When Hoover died in 1972, the obituaries were respectful — how could they not be? Few men in Washington had left behind such a legacy — but there was also a palpable sense of relief. In 1967, the passage of the Freedom of Information Act had cracked open Hoover’s secret files and, even with copious redactions, the internal memoranda revealed an astonishing number of FBI manhours had been spent chasing down screenwriters rather than mobsters. In 1971, revelations about the FBI’s domestic counter intelligence program (code named CoIntelPro), exposed the agency as a law onto itself. In 1975-1976, the Senate Select Subcommittee to Study Governmental Operations with Respect to Intelligence Activities, chaired by Sen. Frank Church, held hearings to investigate the investigators. The findings further exposed the FBI (along with other federal initials) as extra-Constitutional branches of what would later be labeled the Deep State.

A new generation of Hollywood filmmakers went in for the kill. Larry Cohen’s The Private Files of J. Edgar Hoover (1977) was the first of the major blacklash films, made when the revelations about the FBI were still shocking and the anger still hot. The burly, jowly Broderick Crawford is well-cast as a late period Hoover, raging as a lion in winter, a bundle of neuroses, especially about women. “He was the most feared man in America!” read taglines. But no more.  Nor was Hollywood any longer parroting the official version. This time the pre-credit scrawl assures moviegoers that “this motion picture was filmed on actual locations of the FBI but without the approval or censorship of the bureau.”  Already too, the film whispered the rumors of Hoover’s homosexuality that would have denied an FBI security clearance to anyone else in government.

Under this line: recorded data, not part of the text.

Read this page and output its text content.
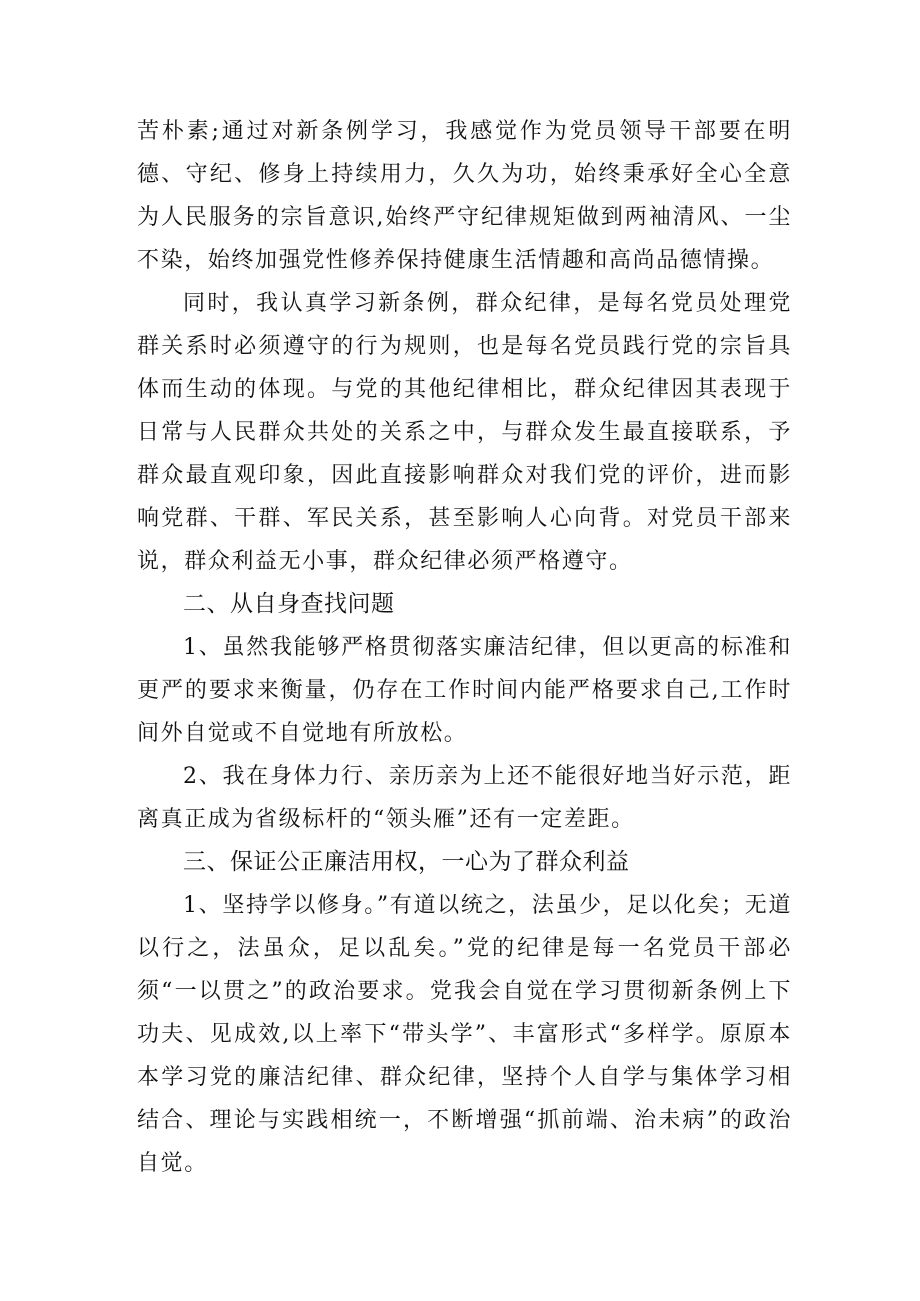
苦朴素;通过对新条例学习，我感觉作为党员领导干部要在明德、守纪、修身上持续用力，久久为功，始终秉承好全心全意为人民服务的宗旨意识,始终严守纪律规矩做到两袖清风、一尘不染，始终加强党性修养保持健康生活情趣和高尚品德情操。

同时，我认真学习新条例，群众纪律，是每名党员处理党群关系时必须遵守的行为规则，也是每名党员践行党的宗旨具体而生动的体现。与党的其他纪律相比，群众纪律因其表现于日常与人民群众共处的关系之中，与群众发生最直接联系，予群众最直观印象，因此直接影响群众对我们党的评价，进而影响党群、干群、军民关系，甚至影响人心向背。对党员干部来说，群众利益无小事，群众纪律必须严格遵守。

二、从自身查找问题

1、虽然我能够严格贯彻落实廉洁纪律，但以更高的标准和更严的要求来衡量，仍存在工作时间内能严格要求自己,工作时间外自觉或不自觉地有所放松。

2、我在身体力行、亲历亲为上还不能很好地当好示范，距离真正成为省级标杆的“领头雁”还有一定差距。

三、保证公正廉洁用权，一心为了群众利益

1、坚持学以修身。”有道以统之，法虽少，足以化矣；无道以行之，法虽众，足以乱矣。”党的纪律是每一名党员干部必须“一以贯之”的政治要求。党我会自觉在学习贯彻新条例上下功夫、见成效,以上率下“带头学”、丰富形式“多样学。原原本本学习党的廉洁纪律、群众纪律，坚持个人自学与集体学习相结合、理论与实践相统一，不断增强“抓前端、治未病”的政治自觉。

In the years since, few retrospective political dramas set in the 1960s — Hoffa (1992), Malcolm X (1992), Nixon (1995), Selma (2014) — have omitted a scene featuring J. Edgar Hoover or his minions nefariously pulling strings from behind the scenes to undermine the course of the justice they were pledged to uphold.  

Today, of course, the political wing once most likely to deify the FBI wants to defund it. Yet for Hollywood filmmakers, whether revisionist (Clint Eastwood’s J. Edgar) or celebratory (basically every true crime show “drawn from actual case files!” on A&E and Netflix), the initials still retain a certain magic. Even cinematic serial killers have shown due respect for the brand. “You could only dream of getting out, getting anywhere,” hisses Hannibal Lecter in The Silence of the Lambs (1991) as he tries to psych out FBI agent in training Clarice Starling, knowing her ultimate ambition and savoring each letter, “all the way to the Ef … Be … Eye.”